This is a treble damage antitrust case brought against six corporate defendants and four individual defendants. Three of the corporate defendants, Ogden Corporation (hereinafter "Ogden") and two of its subsidiaries, Ogden Metals, Inc. (hereinafter "Ogden Metals") and Ogden Management Corporation (hereinafter "Ogden Management"), have moved to dismiss the complaint on the ground that venue is improper as to them, or in the alternative, to quash the return of service. A similar motion has been filed on behalf of two of the four individual defendants. Following discovery, plaintiffs conceded that venue is improper as to Ogden Metals.

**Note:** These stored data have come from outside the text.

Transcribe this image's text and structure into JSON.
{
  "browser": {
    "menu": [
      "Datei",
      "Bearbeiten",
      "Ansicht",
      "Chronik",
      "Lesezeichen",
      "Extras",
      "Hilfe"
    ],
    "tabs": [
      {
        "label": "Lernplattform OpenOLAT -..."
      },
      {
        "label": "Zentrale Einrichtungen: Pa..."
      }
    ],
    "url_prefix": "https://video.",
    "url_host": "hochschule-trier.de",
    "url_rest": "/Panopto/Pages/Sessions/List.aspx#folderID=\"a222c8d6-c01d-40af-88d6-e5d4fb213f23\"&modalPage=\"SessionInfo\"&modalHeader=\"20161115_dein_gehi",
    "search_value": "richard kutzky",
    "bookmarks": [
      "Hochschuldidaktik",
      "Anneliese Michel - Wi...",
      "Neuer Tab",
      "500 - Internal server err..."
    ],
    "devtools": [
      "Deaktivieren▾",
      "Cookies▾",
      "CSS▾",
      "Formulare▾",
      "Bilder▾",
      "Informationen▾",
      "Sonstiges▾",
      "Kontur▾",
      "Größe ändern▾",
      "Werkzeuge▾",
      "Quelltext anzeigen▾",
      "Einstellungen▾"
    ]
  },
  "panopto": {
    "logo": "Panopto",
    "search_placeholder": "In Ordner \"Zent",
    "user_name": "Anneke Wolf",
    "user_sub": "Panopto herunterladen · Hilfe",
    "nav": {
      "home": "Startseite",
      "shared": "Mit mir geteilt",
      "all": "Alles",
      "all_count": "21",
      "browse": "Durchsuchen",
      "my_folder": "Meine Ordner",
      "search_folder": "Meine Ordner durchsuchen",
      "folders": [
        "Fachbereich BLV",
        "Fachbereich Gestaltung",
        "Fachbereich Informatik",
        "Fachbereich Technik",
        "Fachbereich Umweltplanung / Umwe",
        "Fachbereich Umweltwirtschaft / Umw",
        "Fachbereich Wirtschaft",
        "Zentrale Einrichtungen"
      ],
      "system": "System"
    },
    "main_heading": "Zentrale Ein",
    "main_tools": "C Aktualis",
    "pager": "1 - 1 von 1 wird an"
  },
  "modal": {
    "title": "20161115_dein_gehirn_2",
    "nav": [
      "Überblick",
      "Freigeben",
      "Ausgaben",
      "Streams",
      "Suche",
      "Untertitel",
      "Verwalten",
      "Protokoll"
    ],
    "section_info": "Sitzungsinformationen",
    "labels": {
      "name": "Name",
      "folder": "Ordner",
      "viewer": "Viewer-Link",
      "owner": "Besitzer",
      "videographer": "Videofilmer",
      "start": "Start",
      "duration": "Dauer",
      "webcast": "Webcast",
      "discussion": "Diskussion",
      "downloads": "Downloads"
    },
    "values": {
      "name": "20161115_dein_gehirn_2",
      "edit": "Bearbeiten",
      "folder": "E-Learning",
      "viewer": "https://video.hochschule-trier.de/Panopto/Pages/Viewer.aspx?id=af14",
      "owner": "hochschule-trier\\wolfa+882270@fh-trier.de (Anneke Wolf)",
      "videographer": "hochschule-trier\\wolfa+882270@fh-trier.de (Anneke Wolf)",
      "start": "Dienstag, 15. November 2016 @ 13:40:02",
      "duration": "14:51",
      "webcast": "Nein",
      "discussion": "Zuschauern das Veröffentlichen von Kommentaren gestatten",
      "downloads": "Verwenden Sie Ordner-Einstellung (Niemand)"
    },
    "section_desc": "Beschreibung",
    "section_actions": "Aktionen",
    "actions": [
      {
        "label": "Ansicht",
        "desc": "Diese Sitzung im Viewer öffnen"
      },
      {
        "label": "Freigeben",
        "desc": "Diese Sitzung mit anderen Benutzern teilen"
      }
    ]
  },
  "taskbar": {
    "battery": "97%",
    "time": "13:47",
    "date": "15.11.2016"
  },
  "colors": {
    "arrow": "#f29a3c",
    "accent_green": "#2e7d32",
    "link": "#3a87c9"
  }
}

Accordingly, the motion to dismiss as to Ogden Metals will be granted. The motions as to the other corporate and individual defendants requires more detailed analysis.
I. Motions to Dismiss for Improper Venue.
A. Corporate Defendants.
Ogden, a Delaware corporation with its principal place of business in New York City, sits on top of a somewhat complex corporate hierarchy. Ogden Management, a wholly owned subsidiary of Ogden, owns the entire stock of defendant Ogden American Corporation, (hereinafter "Ogden American") and ABC Consolidated Corporation (hereinafter "ABC Consolidated"). Neither Ogden nor Ogden Management is an "inhabitant" of or is "found" in the Eastern District of Pennsylvania under Section 12 of the Clayton Act, 15 U.S.C. § 22,
which governs venue as to the corporate defendants. The plaintiffs contend, however, that each of the above "transacts business" in the Eastern District of Pennsylvania, either directly or through subsidiary agents, so that the requirements of the venue statute are satisfied. Because we think the "direct contracts" outlined by the plaintiffs are insufficient to show that Ogden and Ogden Management transact business in this District,
we must decide whether these companies can be said to transact business through their subsidiaries within the meaning of the statute.
It has become clear that the effect of Section 12 of the Clayton Act, 15 U.S.C. § 22, was to liberalize the venue requirements as to corporate defendants in antitrust cases. Eastman Kodak Co. v. Southern Photo Materials Co., 273 U.S. 359, 71 L. Ed. 684, 47 S. Ct. 400 (1927); United States v. Scophony Corporations, 333 U.S. 795, 92 L. Ed. 1091, 68 S. Ct. 855 (1948). In the latter case, the Court declared that in determining whether a corporation in fact transacts business in the district where venue is sought, "the practical and broader business conception of engaging in any substantial business operations" was to be substituted for "the highly technical distinction theretofore glossed upon 'found' for filling that term with particularized meaning, or emptying it, under the translation of 'carrying on business'" 335 U.S. at page 807.
In this spirit, a growing number of district courts have recognized that where a parent company has sufficient control over a subsidiary, the parent company is held to be transacting business in the district by reason of the activities of the subsidiary. In Waldron v. British Petroleum Co., Ltd., 149 F. Supp. 830 (S.D.N.Y. 1957), a California petroleum company was held to be transacting business in the Southern District of New York. Certain language in that case appears particularly apropos here and we quote it at length:
"A person would have to be blind to the economic facts of business life if he did not recognize that the activities of the subsidiaries in this District are activities which in another less elaborate corporate setup would be conducted directly by branch offices or agents within the District. It is Socal, and not the subsidiaries, which is the defendant in the present action. What is Socal? It is a large aggregation of invested capital which transacts its business through officers, agents, employees, and through subsidiaries, which in the drilling, production and marketing of oil operate as agents, employees or branch offices would operate. Does the fact that this large business entity, for tax reasons or otherwise, decides to fragmentize its operations into numerous corporate subsidiaries, make the resulting operations of the subsidiaries any the less a part of transaction of business by Socal?" 149 F. Supp. at page 834.
"A corporation may be a fiction of the law but there is no reason to carry the fiction to the extreme of saying that a corporation which has wholly owned subsidiaries performing services in the local jurisdiction which ordinarily would be performed by service employees, or making sales which ordinarily would be made by a sales department, is in fact not transacting business in that jurisdiction, particularly when the entire corporate setup of the defendant shows that it is designed to operate to a substantial degree through separate corporate entities responding to the wishes and directions of the parent and providing the revenues sought by the parent. We would be exalting fiction over fact if we were to conclude that under those circumstances the parent company was not in fact transacting business in this District through the instrumentality of its wholly owned subsidiaries." 149 F. Supp. at page 835.